To calibrate the report generator model against these standards, the outcomes database is queried for all subjects’ responses that were not used in the construction of the actual model. This dataset is known as the validation sample. This sample is then divided into two subsets, the first of which is known as the tuning sample and the second is the final validation sample. To complete the model development, the scoring model is run against the tuning sample and the resulting distribution of scores is compared against the known responses. Thresholds for scores are then empirically set to implement the standards of S, I, and R described above, and which are common in such medical reports as, for example, antibiotic sensitivity results. Final validation of the model is made by running the processes, complete with the thresholds that were set, against the final validation sample. In order to preserve the fully prospective nature of this validation, no adjustment of the model parameters, including the thresholds, is made after this process. If the results of this “run” meet the specifications for the previous clinical correlations, the model is then ready to be used for a new patient.

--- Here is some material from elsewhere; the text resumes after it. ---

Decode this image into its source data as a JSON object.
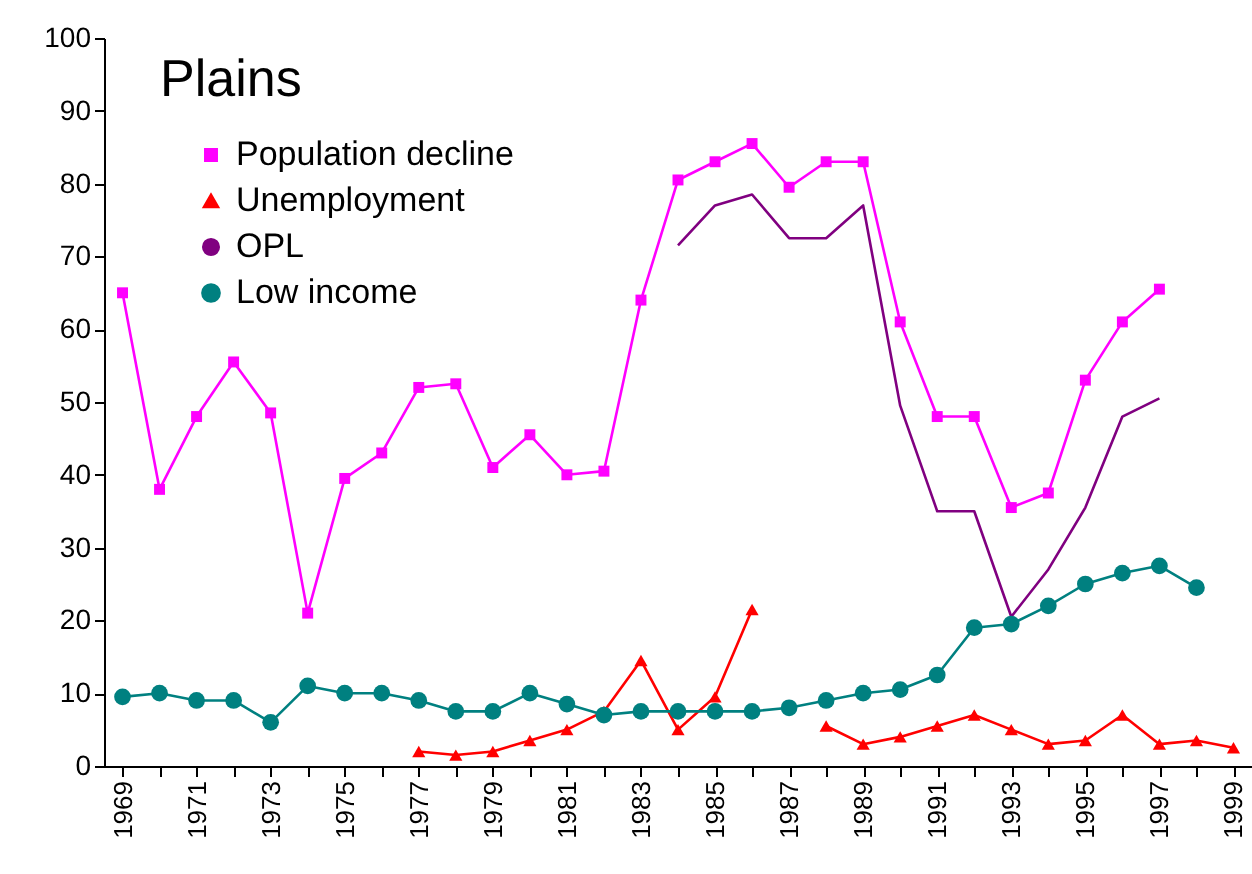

The PEER methodology does not take into account the diagnosis of the patient when offering objective data on any specific medication. Response research has shown, and industry experience corroborates, that diagnosis is often an unreliable predictor of the treatment most likely to be successful for the individual patient. This is one of the fundamental improvements that shared quantitative EEG features correlated to long-term clinical outcomes brings to the practice of psychiatry.
This process can provide objective neurophysiologic data to assist in avoiding the unnecessary risk that comes with the practice of trial and error psychopharmacology, which is also seen through the efficiency of treating a patient, thus reducing suffering and medical costs. The report is unique to each patient’s quantitative EEG features.